Ao nome do Barão e de Pangloss, os dois forçados soltaram um grito, estacaram e deixaram cair os remos. O levantino acorreu, e redobraram os golpes de nervo de boi.

— Basta! Basta! — exclamou Cândido — Eu lhe darei todo o dinheiro que quiser.

— Como! É Cândido! — bradava um dos forçados.

— É Cândido! — bradava o outro.

— Estarei sonhando? Estarei acordado? Estou mesmo nesta galera? — indagava Cândido. — É este o Senhor Barão que eu matei? É este Mestre Pangloss que eu vi enforcar?

— Somos nós mesmos, somos nós mesmos — respondiam eles.

— Como! É esse o grande filósofo? — dizia Martinho.

— Escute, Senhor Patrão Levantino — disse Cândido — quanto quer pelo resgate do Senhor de Thunder-ten-tronckh, um dos primeiros Barões do Império, e do Senhor Pangloss, o mais profundo metafísico da Alemanha?

— Já que esses dois cães de forçados cristãos — respondeu o levantino — são Barões e metafísicos, o que é sem dúvida uma grande dignidade na sua terra, tu, cão de cristão, me pagarás por eles cinqüenta mil sequins.

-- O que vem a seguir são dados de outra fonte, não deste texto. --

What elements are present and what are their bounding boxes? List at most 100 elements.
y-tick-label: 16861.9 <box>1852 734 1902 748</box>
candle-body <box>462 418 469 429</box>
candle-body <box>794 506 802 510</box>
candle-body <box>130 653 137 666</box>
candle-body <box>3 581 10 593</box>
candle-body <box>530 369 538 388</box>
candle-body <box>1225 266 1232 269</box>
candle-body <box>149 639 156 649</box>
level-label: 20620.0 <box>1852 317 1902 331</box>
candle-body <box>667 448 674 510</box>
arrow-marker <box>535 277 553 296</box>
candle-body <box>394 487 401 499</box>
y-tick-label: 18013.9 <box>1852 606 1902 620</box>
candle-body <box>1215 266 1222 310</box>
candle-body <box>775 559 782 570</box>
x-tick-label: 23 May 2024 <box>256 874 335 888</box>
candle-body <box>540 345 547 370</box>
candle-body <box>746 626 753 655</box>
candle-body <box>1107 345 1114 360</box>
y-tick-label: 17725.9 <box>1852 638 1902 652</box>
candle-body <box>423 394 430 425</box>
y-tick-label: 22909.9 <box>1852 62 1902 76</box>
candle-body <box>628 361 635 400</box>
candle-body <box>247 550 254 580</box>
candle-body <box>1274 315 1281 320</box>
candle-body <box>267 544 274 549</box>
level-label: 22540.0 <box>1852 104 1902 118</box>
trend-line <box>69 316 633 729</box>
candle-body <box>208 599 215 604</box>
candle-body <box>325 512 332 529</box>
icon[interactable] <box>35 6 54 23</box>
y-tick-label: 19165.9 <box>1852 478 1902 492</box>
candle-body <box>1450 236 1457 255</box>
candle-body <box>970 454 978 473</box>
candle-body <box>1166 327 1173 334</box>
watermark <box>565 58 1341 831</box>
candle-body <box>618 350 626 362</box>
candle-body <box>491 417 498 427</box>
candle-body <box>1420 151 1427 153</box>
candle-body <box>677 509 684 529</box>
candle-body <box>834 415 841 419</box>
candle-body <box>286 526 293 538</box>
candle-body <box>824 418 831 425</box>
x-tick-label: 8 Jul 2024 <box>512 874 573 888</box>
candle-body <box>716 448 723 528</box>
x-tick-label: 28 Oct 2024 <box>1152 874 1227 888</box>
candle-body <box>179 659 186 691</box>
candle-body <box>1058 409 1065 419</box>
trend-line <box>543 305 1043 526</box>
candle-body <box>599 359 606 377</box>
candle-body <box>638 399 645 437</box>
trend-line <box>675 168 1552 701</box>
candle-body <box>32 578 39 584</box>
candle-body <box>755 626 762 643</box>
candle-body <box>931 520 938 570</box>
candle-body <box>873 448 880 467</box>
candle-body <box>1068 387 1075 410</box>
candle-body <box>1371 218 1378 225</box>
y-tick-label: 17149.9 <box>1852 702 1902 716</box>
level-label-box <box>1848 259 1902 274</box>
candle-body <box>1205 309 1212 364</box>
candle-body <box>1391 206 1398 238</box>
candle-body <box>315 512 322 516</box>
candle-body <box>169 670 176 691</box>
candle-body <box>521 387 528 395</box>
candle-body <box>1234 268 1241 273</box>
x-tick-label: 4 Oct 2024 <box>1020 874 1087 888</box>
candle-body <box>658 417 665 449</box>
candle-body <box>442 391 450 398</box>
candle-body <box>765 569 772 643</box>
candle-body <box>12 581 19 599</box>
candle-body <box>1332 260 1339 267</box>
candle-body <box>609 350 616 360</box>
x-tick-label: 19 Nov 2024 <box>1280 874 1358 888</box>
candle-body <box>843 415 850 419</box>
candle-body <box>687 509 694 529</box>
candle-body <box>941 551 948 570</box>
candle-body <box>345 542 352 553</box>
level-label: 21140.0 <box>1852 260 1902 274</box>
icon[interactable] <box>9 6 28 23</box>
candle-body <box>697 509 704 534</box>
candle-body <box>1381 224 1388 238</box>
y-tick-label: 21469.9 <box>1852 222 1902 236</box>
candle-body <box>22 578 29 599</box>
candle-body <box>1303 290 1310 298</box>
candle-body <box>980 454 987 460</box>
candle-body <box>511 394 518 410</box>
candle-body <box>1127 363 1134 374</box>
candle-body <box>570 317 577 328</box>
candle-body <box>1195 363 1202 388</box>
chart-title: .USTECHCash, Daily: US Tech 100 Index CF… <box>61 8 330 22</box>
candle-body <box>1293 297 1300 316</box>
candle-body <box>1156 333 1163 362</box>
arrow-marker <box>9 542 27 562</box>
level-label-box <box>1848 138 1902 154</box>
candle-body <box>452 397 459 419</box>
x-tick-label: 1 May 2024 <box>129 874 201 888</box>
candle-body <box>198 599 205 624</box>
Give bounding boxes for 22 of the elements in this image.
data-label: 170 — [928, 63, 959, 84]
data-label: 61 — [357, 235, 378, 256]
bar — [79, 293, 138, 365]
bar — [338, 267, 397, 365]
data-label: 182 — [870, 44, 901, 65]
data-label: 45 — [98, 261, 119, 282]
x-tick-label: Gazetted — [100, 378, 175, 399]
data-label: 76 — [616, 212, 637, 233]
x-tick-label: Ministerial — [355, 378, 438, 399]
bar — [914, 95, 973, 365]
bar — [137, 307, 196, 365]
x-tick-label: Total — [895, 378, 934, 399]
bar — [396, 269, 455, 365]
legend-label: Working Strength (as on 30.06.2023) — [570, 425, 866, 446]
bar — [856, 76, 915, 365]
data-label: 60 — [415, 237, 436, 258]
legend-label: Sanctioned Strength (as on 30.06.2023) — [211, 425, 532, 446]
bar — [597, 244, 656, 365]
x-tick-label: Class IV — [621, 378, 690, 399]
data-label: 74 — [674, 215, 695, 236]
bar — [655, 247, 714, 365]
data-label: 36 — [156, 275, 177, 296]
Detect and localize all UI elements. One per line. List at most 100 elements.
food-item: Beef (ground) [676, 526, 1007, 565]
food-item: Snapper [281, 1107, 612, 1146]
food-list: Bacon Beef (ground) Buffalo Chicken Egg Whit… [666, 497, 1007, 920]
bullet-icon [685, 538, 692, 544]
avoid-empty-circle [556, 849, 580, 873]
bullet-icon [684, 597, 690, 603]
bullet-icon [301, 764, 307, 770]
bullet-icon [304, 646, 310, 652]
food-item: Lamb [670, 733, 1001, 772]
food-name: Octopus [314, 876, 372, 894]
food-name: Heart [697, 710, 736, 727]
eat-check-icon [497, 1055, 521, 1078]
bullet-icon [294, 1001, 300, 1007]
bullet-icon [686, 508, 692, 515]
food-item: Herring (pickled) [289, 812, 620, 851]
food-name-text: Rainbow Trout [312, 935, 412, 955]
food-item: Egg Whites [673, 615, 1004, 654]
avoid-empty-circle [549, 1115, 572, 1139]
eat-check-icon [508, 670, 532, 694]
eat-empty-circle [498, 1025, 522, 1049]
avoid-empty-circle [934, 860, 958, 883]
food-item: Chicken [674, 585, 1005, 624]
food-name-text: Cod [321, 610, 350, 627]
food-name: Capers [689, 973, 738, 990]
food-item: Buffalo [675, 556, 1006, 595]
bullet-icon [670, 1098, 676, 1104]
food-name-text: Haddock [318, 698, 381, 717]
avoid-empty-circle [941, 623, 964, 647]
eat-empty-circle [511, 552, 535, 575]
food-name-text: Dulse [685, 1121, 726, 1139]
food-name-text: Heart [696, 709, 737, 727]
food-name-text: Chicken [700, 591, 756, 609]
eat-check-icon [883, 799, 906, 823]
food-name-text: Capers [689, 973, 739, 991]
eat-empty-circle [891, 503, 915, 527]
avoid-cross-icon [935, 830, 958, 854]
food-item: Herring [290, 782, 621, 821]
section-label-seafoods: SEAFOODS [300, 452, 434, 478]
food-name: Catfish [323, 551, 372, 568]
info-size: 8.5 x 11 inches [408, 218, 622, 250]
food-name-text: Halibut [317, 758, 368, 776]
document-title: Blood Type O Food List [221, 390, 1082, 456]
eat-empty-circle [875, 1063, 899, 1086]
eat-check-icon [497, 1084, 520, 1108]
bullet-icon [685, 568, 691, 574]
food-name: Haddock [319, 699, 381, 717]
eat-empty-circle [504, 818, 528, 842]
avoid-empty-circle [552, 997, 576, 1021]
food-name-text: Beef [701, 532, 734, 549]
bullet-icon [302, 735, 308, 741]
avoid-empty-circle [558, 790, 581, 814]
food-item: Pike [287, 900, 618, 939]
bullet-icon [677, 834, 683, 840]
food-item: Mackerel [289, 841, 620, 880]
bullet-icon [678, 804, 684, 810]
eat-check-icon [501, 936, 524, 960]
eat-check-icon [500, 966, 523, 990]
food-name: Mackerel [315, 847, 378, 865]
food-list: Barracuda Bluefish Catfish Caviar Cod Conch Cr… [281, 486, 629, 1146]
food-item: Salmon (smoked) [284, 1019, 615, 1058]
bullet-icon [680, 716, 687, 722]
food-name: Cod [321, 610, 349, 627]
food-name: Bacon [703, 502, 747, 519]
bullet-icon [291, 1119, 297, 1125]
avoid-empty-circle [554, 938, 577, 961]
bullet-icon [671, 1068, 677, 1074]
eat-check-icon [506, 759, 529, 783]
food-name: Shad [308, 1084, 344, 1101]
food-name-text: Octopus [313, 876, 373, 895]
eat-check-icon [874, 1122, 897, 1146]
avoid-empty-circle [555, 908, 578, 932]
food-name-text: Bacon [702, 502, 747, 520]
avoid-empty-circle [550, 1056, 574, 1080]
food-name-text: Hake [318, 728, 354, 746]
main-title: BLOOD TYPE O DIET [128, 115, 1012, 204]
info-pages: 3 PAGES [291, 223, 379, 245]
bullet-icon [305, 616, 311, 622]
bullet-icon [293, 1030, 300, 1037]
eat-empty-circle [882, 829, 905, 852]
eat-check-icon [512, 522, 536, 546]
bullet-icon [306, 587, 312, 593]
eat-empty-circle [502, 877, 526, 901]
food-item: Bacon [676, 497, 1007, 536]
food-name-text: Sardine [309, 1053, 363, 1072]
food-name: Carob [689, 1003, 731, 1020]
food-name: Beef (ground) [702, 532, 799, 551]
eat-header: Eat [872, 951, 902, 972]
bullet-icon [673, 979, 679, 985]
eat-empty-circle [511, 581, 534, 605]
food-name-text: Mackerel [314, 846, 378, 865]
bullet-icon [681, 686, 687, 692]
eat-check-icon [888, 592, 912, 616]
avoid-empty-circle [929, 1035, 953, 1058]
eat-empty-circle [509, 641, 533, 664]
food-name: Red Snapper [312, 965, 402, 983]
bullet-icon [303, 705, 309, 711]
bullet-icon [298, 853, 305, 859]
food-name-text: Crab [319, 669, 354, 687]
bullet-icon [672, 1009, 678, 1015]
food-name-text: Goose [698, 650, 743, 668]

— São seus. Leve-me como um relâmpago a Constantinopla, e será pago imediatamente. Não, não; leve-me à Senhorita Cunegundes.

À primeira oferta de Cândido, já o levantino virara a proa para a cidade, e fazia remar mais depressa do que um pássaro fende os ares.

Cândido abraçou cem vezes o Barão e Pangloss. Como foi que eu não te matei, meu caro Barão? E tu, meu Pangloss, como é que estás vivo depois de ter sido enforcado? E por que estão os dois em galés na Turquia?

— É verdade que a minha querida irmã está nesse país? — indagava o Barão.

— Sim — respondia Cacambo.

— Com que então torno a ver o meu querido Cândido! — exclamava Pangloss.

— Cândido lhes apresentava Martinho e Cacambo. Todos se abraçavam, todos falavam ao mesmo tempo.

A galera voava, estava já no porto. Mandaram chamar um judeu, a quem Cândido vendeu por cinqüenta mil sequins um diamante do valor de cem mil, e que jurou por Abraão que não lhe poderia oferecer mais. Cândido pagou incontinenti o resgate do Barão e de Pangloss. Este lançou-se aos pés de seu libertador e banhou-os de lágrimas; o Barão agradeceu-lhe com um sinal de cabeça e prometeu devolver-lhe a quantia na primeira oportunidade.

— Mas será possível que minha irmã esteja na Turquia? — dizia ele.

— Nada mais possível — respondeu Cacambo — pois lava pratos na cozinha de um Príncipe da Transilvânia.

Mandaram em seguida chamar dois judeus; Cândido vendeu mais diamantes; e partiram todos em outra galera, para ir libertar Cunegundes.